Glossary / Security & Safety

Encryption

Encryption scrambles information so only someone with the right key can turn it back into readable data.

Updated July 2, 2026

Encrypted doesn’t mean safe no matter what. It means safer, not magic. If the key is stolen, shared too widely, or stored right next to the data, the lock barely helps. A locked pouch with the key taped to the front is not a security strategy.

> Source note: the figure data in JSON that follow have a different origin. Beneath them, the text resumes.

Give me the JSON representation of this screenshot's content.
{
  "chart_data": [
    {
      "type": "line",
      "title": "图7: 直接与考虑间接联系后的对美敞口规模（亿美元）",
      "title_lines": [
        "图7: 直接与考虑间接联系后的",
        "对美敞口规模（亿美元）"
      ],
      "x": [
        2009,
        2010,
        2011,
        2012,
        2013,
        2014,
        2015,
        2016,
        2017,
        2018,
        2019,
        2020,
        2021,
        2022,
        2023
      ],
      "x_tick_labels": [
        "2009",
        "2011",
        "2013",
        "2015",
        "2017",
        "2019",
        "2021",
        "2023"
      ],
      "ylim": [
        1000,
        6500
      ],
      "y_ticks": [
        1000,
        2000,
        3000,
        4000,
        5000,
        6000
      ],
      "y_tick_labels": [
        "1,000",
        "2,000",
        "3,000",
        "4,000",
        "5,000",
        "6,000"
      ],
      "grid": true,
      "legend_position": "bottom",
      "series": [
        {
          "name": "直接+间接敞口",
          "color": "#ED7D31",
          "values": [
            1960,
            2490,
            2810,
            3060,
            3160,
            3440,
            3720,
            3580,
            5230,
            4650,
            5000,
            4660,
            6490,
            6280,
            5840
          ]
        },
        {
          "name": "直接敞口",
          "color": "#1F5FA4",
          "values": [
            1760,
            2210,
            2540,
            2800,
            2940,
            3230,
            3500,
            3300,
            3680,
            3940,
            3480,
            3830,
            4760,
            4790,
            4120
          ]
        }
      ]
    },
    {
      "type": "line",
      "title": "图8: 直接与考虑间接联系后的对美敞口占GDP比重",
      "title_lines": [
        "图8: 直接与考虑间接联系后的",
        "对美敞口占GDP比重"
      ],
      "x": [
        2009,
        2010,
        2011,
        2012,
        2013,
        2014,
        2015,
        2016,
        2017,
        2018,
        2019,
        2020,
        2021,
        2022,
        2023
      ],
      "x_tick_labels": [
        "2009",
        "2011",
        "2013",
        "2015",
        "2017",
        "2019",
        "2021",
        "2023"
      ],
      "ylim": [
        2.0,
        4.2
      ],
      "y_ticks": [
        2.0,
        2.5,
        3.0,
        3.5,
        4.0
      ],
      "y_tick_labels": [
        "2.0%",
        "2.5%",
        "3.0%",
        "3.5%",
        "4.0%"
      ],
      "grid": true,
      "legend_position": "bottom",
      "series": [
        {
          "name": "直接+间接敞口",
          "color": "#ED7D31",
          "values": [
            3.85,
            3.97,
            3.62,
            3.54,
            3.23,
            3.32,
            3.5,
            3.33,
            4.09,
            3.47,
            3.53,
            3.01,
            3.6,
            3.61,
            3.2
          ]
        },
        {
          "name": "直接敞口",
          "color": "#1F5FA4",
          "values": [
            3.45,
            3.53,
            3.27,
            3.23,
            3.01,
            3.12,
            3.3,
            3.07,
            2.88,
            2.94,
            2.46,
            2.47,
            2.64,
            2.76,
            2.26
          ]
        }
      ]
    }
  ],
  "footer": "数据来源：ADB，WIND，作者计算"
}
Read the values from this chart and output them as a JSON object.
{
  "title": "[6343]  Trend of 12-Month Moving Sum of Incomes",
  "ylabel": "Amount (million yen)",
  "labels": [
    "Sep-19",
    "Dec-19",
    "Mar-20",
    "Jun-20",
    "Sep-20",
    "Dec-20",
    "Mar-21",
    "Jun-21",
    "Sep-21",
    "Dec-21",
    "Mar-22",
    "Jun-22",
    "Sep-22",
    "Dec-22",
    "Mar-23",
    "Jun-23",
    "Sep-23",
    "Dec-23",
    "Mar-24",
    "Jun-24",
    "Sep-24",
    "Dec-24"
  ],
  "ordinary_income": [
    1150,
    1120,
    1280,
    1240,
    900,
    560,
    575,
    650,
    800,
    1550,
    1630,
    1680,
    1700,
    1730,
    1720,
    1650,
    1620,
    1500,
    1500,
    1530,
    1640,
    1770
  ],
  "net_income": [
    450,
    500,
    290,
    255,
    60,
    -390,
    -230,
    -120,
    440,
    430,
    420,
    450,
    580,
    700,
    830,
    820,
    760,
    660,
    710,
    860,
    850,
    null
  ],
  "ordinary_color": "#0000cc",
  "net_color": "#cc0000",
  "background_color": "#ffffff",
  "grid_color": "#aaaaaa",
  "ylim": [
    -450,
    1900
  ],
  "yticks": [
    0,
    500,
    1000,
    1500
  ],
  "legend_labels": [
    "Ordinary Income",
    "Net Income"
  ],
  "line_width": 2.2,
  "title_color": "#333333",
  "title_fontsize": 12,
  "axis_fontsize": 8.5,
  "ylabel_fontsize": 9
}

Think of a locked document pouch. You can hand it to a courier or leave it in a cabinet, and the papers inside stay unreadable unless someone has the key. Encryption is the digital version. A message, file, password, or database field gets turned into nonsense, and the key turns it back.

How it shows up

You’ll see it around passwords, browser connections, secrets, backups, and client data. HTTPS is encryption, so information moving between you and a site can’t be read by random people in the middle. It matters for AI tools because agents increasingly touch real business data: reading documents, connecting to email, handling API keys. So you care whether data is encrypted in transit, encrypted where it’s stored, and who can decrypt it. Don’t confuse this with authentication, which asks “Who are you?” not “Can anyone else read this?” And permission scope still matters: maybe the agent can read a folder but not export it.

Why you care

You don’t need to become a cryptographer. You need to ask better questions. Where is this data stored? Is it encrypted? Who has the key? Can the agent read the raw value, or only use it for the task? Privacy depends on who can open the pouch, not just where it’s sitting.